1. Fix the order of $\alpha$ based on the order of $y$ rather than $z$. Solve the resulting QP and check whether the $z\rightarrow \alpha$ ordering condition is violated. If so, solve your problem 2 using the $\hat{z}$ obtained from the first problem, and solve your problem 3 using the $\hat{\alpha}$ from the first problem. Go with the better of those two solutions.
2. Using binary variables to enforce the order constraints, solve the MILQP on appropriate size subsets of the data (small enough that the MILQP solves "quickly"). Average the resulting $\beta$ vectors, use them to generate $z$, the solve problem 2 for $\alpha$ based on the "consensus" $z$.
3. There is a "random key" variant of genetic algorithms suitable for sequencing problems. You could try it. Each member of the population would be a vector of $m$ random keys, used to dictate the sort order of both $\alpha$ and $z$. The fitness function would be the solution of the QP given a particular sort order. You could cache the fitness values, so that you would not have to repeat QPs, but it would still entail solving a boat-load of QPs.

Answer 2

Although it might be possible to prove that you can obtain a convergent algorithm by alternating between the two problems, intuitively it seems unlikely to achieve constraint satisfaction with certainty. For guaranteed convergence, this is a problem that would typically be solved using continuous branch-and-bound. If you are a student/academic, you can test this with our Octeract Engine which is free for non-commercial use.
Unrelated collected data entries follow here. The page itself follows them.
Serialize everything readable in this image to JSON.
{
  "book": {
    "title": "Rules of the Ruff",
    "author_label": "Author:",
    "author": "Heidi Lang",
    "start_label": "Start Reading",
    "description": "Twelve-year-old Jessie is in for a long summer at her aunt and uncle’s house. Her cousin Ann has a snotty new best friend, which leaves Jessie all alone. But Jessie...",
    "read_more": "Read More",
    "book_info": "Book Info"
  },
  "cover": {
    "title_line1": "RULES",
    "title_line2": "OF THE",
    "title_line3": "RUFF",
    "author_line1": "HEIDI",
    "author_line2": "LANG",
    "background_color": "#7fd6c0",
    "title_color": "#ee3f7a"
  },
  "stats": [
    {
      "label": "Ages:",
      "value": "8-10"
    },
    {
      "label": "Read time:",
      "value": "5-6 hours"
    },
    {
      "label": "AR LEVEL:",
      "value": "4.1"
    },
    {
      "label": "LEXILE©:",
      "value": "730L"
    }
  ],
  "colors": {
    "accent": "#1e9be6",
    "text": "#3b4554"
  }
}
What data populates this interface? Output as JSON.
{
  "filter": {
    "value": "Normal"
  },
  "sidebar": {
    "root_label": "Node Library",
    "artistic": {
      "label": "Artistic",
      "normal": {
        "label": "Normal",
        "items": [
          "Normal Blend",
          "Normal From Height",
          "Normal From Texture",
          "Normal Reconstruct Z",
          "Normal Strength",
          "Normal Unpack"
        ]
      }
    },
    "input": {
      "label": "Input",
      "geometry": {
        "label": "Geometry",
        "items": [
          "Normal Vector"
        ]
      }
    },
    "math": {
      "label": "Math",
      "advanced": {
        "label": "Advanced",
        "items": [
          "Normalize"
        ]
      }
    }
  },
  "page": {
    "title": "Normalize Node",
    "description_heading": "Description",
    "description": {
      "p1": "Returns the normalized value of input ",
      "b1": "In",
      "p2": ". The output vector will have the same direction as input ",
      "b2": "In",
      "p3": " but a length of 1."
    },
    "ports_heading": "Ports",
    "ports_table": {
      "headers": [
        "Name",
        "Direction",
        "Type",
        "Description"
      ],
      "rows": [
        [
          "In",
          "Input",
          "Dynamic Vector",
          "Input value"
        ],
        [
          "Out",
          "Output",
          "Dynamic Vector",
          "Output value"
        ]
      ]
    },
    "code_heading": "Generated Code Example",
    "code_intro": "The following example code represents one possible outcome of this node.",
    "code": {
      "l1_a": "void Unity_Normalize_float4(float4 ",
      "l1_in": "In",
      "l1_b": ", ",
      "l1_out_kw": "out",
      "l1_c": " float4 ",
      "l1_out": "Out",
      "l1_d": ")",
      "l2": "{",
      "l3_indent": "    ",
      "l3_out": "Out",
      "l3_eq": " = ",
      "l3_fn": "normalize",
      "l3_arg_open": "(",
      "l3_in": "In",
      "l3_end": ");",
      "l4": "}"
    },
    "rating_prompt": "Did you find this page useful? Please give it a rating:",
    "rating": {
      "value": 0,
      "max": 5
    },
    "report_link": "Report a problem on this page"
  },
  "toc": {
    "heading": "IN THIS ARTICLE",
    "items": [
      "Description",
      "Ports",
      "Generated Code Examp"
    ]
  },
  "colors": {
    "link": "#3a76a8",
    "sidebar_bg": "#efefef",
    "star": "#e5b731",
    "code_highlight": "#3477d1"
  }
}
That being said, a way to exploit the formulations algorithmically would be to warm-start the solution of Problem 1 with a feasible solution to either Problem 2 or Problem 3. This would start the algorithm at a point where a subset of the constraints is already satisfied.

You can experiment with either, but I suspect that the best way to go about it would be to solve Problem 2 first, which would give you a feasible point to the non-convex sub-problem. It should then be much easier to obtain a solution that satisfies the remaining constraints.